In their enthusiasm to begin a new life back home, they end up in camps for displaced people, unable to proceed to their homes because of continued instability in some parts of the country and non-existent basic services such as water, electricity, schools and medical facilities. More than 300,000 Liberians are in 20 IDP camps, most of them scattered around the Liberian capital of Monrovia.
Joseph Kameh, a 32-year-old father of two girls, came back in December from Gerihun camp in eastern Sierra Leone. He says tensions there between the Liberian refugees and local communities prompted him to go back to Liberia. Memories of Taylor sending troops to sow discord in Sierra Leone and elsewhere remain in West Africa.
But back in Liberia, Kameh cannot proceed to his home immediately. "Everything has been destroyed. It is very difficult to go back now," he says. He is staying at Perrytown camp outside Monrovia.
Perrytown and nearby Seigbeh are temporary homes to some 10,000 returnees from neighbouring countries which host around 350,000 Liberian refugees. These two camps used to house Sierra Leonean refugees who had returned after a decade-long war in their country ended in 2001.
Before UNMIL's Bangladesh battalion came earlier this year, nearby Gbarnga in Bong county was empty. Most of its 122,000 residents had either gone to an IDP camp or to neighbouring Guinea or Sierra Leone. Now, around 50,000 of its residents have returned.
"There is no place like home. Security is fine. People are rebuilding houses. Therefore, I decided to come back and stay so I can go for my family later," says Augustine Dorley, 45. He had come back from Kouankan camp in Guinea's Nzérékoré region on March 16 to check out possibilities in his hometown of Kolahun in western Liberia.
"The future of Liberia is fine. The peace process is holding. Security is improving. People are reconciling, families are reuniting," says Wilfred Ballah, 49, who recently returned with his family of seven from Largo camp in Sierra Leone.
Ester Walker, mayor of Gbarnga, says people are coming back every day. "We are in dire need of everything," she says.

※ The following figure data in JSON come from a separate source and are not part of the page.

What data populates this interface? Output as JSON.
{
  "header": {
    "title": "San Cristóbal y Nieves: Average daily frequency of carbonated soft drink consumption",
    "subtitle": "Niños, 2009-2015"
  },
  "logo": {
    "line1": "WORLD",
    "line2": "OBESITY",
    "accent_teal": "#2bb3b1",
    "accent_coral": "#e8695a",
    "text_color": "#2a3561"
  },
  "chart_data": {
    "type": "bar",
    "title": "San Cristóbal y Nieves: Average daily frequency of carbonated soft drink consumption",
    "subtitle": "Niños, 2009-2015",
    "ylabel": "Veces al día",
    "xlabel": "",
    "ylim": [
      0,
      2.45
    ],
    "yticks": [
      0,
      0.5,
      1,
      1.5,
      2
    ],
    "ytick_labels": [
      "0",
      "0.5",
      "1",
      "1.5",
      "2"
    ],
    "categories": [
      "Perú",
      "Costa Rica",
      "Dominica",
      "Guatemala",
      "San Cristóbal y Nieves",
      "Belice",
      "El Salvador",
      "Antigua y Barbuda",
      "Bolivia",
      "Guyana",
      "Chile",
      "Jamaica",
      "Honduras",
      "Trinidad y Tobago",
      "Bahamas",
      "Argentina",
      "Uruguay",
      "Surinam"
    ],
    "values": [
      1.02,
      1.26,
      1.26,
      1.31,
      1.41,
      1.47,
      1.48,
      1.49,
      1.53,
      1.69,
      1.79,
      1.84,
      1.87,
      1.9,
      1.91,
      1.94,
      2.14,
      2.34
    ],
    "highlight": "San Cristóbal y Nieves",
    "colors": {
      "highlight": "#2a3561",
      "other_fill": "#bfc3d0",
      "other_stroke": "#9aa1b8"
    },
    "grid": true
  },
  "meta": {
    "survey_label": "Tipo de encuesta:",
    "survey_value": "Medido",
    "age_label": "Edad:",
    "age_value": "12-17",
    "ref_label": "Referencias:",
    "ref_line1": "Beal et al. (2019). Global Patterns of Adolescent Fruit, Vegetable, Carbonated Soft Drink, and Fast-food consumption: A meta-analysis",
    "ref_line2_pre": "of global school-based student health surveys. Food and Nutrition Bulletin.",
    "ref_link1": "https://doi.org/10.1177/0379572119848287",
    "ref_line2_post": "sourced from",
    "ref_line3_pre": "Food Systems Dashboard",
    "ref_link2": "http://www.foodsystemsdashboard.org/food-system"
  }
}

She appeals to the international community to put the heavily devastated town back on its feet. "There is nothing here. I hold office under a tree."
UNHCR's Okello says his office is negotiating tripartite agreements with Liberia and the neighbouring countries hosting Liberian refugees for a facilitated voluntary repatriation programme starting in October. The agreements will set out the legal framework for the returns and set out the rights and obligations of the parties. Refugees who want to go back to their homes now will be given assistance.
"As the peace process continues, disarmament continues, we will arrive at a point where we will be able to say to refugees that it is indeed time to come home," Okello says.